Highlights of the final regulations include:
- While the employer responsibility provisions generally apply starting in 2015, they will not apply until 2016 for employers with 50-99 full-time employees who certify that they (a) have not fired employees in order to get below the 100-employee threshold and (b) will not drop health plans they already offer.
- Employers that are subject to the employer responsibility provisions in 2015 must offer coverage to at least 70 percent of full-time employees as one of the conditions for avoiding an assessable payment, rather than 95 percent which will begin in 2016.
- In addition to the two forms of 2015 transition relief just listed, a package of limited transition rules that applied to 2014 under the proposed regulations is extended to 2015 under the final regulations. These are outlined in the fact sheet and in the final regulations.
- The final regulations provide clarifications (many in response to public comment received on the proposed regulations) regarding whether employees of certain types or in certain occupations are considered full-time, including:
- Volunteers: Bona fide volunteers for a government or tax-exempt entity, such as volunteer firefighters and emergency responders, will not be considered full-time employees.
- Seasonal employees: Those in positions for which the customary annual employment is six months or less generally will not be considered full-time employees.
- Student work-study programs: Service performed by students under federal or state-sponsored work-study programs will not be counted in determining whether they are full-time employees.

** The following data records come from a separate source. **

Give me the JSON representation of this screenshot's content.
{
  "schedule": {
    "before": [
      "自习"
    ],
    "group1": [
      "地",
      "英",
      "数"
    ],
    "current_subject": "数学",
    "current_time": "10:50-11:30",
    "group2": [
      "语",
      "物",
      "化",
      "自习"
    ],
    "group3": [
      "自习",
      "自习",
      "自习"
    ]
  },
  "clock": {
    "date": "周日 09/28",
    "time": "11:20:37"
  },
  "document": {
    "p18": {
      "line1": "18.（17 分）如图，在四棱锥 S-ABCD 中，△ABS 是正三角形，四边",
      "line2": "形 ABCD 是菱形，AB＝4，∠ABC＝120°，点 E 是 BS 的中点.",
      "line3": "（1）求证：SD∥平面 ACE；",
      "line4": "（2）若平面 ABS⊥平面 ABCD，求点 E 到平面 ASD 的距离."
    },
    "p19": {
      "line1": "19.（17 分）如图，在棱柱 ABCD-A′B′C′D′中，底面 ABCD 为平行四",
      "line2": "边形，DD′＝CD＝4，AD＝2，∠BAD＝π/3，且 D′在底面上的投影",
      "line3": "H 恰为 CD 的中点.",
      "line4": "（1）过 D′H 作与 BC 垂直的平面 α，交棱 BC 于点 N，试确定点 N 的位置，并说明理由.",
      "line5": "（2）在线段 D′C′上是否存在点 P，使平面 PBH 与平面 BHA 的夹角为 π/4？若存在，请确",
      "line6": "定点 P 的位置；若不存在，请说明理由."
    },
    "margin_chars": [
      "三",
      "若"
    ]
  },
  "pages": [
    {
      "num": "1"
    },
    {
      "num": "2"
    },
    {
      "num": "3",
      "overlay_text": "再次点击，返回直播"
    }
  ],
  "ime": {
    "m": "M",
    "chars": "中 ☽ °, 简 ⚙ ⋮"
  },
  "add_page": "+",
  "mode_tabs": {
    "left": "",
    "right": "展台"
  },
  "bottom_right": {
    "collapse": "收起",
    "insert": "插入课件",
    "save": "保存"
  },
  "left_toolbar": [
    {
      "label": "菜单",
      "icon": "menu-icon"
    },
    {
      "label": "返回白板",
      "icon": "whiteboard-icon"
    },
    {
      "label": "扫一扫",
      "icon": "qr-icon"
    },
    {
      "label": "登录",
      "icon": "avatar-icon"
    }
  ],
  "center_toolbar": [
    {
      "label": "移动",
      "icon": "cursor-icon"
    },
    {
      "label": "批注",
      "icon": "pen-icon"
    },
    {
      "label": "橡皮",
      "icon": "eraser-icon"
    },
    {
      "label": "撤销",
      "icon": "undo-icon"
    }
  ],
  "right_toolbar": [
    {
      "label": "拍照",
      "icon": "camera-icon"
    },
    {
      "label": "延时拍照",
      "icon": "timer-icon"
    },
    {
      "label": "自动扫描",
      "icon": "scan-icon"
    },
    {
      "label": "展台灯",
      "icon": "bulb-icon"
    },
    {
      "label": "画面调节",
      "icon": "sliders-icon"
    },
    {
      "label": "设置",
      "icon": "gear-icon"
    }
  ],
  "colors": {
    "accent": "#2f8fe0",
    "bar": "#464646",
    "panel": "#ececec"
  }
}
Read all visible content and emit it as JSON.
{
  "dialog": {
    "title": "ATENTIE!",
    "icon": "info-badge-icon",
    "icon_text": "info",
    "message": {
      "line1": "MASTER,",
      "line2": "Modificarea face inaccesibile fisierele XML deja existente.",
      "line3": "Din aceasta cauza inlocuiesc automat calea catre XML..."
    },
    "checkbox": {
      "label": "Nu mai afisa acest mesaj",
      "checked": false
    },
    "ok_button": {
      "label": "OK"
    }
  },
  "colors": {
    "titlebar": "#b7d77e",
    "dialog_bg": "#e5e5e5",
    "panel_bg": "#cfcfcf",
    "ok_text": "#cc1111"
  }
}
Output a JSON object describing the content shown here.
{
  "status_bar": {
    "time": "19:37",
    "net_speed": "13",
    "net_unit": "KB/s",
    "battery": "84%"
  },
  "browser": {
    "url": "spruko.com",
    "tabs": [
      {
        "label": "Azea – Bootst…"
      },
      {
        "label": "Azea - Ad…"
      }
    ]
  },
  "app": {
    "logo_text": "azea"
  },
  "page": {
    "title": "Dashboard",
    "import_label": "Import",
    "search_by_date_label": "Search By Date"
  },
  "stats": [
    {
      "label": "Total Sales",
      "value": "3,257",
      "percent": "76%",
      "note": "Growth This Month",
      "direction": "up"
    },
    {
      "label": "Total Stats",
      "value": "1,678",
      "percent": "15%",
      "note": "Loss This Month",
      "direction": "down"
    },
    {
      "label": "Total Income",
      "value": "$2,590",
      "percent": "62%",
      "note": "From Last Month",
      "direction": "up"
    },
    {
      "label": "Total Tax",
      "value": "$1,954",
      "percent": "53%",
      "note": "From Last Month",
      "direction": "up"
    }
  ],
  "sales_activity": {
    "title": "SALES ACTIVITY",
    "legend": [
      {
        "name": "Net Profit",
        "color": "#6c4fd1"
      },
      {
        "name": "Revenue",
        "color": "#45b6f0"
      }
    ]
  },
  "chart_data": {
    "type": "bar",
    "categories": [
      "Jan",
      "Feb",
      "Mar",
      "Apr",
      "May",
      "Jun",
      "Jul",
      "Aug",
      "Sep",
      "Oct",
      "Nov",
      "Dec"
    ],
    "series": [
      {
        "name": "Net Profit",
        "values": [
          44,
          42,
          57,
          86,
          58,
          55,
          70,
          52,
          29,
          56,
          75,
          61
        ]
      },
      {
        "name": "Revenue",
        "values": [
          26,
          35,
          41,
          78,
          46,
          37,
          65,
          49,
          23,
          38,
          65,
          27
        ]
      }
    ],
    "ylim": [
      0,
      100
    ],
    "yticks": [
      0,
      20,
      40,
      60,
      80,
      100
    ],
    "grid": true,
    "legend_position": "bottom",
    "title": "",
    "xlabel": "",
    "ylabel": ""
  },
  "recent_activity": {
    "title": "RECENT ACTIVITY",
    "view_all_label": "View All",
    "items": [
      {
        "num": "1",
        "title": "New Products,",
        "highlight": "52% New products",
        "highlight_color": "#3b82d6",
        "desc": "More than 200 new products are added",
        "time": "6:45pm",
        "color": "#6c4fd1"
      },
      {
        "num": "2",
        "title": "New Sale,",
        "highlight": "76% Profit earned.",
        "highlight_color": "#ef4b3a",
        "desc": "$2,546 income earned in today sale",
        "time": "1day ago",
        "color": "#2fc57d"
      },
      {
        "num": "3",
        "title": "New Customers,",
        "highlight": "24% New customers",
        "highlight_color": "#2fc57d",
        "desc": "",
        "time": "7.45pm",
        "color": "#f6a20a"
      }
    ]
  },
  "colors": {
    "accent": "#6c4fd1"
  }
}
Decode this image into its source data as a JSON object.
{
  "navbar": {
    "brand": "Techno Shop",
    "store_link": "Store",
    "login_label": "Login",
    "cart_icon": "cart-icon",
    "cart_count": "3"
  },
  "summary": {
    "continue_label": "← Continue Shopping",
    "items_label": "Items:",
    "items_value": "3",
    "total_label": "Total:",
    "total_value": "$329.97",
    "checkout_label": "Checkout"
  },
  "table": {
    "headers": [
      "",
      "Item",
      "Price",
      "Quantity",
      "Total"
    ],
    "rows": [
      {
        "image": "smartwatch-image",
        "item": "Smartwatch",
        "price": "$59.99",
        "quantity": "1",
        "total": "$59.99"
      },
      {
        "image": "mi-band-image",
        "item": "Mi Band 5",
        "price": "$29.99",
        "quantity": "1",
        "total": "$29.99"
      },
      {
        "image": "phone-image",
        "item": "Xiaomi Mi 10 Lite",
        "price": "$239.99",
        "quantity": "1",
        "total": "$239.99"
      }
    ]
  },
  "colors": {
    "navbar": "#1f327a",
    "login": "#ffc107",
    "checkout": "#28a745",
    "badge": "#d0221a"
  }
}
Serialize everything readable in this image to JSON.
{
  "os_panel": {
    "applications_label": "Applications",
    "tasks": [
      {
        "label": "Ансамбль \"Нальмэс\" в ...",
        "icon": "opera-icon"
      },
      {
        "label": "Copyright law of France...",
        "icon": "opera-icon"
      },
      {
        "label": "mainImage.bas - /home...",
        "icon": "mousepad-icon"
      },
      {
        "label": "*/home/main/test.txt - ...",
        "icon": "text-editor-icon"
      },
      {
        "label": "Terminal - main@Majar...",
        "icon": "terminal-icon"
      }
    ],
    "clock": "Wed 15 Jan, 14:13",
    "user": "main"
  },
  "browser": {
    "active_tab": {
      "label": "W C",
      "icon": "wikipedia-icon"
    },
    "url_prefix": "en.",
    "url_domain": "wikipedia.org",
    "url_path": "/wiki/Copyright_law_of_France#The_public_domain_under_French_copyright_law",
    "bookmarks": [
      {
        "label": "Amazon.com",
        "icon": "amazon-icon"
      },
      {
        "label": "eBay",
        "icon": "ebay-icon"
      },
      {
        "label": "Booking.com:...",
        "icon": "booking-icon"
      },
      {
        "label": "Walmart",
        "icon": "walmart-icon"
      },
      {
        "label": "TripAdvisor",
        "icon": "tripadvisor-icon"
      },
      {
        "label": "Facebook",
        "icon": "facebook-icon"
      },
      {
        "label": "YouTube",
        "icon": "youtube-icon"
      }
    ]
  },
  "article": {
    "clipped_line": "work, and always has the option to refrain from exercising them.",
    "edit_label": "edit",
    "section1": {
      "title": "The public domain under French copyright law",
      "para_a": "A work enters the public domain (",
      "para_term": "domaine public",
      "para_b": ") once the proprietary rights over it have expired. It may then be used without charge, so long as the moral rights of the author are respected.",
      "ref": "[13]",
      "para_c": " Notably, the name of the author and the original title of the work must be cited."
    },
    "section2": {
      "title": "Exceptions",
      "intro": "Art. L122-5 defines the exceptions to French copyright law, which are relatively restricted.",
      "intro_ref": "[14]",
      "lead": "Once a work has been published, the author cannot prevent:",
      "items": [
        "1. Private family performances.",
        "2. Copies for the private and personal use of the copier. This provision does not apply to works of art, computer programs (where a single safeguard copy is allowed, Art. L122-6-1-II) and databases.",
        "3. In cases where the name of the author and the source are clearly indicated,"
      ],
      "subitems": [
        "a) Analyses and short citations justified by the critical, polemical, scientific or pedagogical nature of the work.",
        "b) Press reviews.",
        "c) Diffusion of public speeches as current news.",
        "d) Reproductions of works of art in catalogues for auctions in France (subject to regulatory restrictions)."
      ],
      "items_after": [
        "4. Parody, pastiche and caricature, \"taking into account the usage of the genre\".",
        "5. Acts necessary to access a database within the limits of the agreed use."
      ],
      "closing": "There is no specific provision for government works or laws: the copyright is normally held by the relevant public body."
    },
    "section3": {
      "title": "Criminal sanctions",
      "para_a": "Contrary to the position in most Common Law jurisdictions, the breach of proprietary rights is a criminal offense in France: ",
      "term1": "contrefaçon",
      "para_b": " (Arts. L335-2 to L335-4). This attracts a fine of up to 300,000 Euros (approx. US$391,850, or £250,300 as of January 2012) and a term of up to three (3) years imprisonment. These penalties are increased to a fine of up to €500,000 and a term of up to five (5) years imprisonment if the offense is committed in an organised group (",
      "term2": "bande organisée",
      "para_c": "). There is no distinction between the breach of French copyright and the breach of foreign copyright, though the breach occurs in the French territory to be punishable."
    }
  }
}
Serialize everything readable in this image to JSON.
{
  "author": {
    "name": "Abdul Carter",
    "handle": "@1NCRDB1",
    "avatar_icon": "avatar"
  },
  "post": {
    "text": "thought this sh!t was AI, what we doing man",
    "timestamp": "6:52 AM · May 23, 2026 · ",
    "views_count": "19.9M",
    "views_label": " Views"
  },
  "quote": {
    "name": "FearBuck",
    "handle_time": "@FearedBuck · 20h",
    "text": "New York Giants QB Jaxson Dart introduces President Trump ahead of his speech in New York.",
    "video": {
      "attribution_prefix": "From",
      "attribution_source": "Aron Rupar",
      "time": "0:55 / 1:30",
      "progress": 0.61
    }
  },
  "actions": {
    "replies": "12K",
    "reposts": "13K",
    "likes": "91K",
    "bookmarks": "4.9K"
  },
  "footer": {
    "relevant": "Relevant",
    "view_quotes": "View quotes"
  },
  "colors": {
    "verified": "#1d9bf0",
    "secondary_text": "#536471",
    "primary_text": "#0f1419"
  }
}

- Adjunct faculty: As a general rule, until further guidance is issued, employers of adjunct faculty are to use a method of crediting hours of service for those employees that is reasonable in the circumstances and consistent with the employer responsibility provisions. However, the final regulations expressly allow crediting an adjunct faculty member with 2 ¼ hours of service per week for each hour of teaching or classroom time as a reasonable method for this purpose.
- Educational employees: Teachers and other educational employees will not be treated as part-time for the year simply because their school is closed or operating on a limited schedule during the summer.
- Like the Dec. 2012 proposed regulations, the final rules allow employers to use an optional look-back measurement method to make it easier to determine whether employees with varying hours and seasonal employees are full-time. Responding to comments, the final regulations also clarify the application of this method and the alternative monthly method of determining full-time status.
- Like the proposed regulations, the final rules provide safe harbors that make it easy for employers to determine whether the coverage they offer is affordable to employees. These safe harbors permit employers to use the wages they pay, their employees’ hourly rates, or the federal poverty level in determining whether employer coverage is affordable under the ACA.
For complete details, please refer to the fact sheet, updated Q&A, and final regulations.
Many comments on the proposed regulations for employer information reporting have urged that those final rules, when issued, provide streamlined ways to comply, especially for employers that offer highly affordable coverage to all or virtually all of their full-time employees. Others have asked for a single form for employer and insurer reporting provisions when possible. Treasury and the IRS have indicated they will issue final regulations shortly with the goal of simplifying and streamlining employer reporting requirements.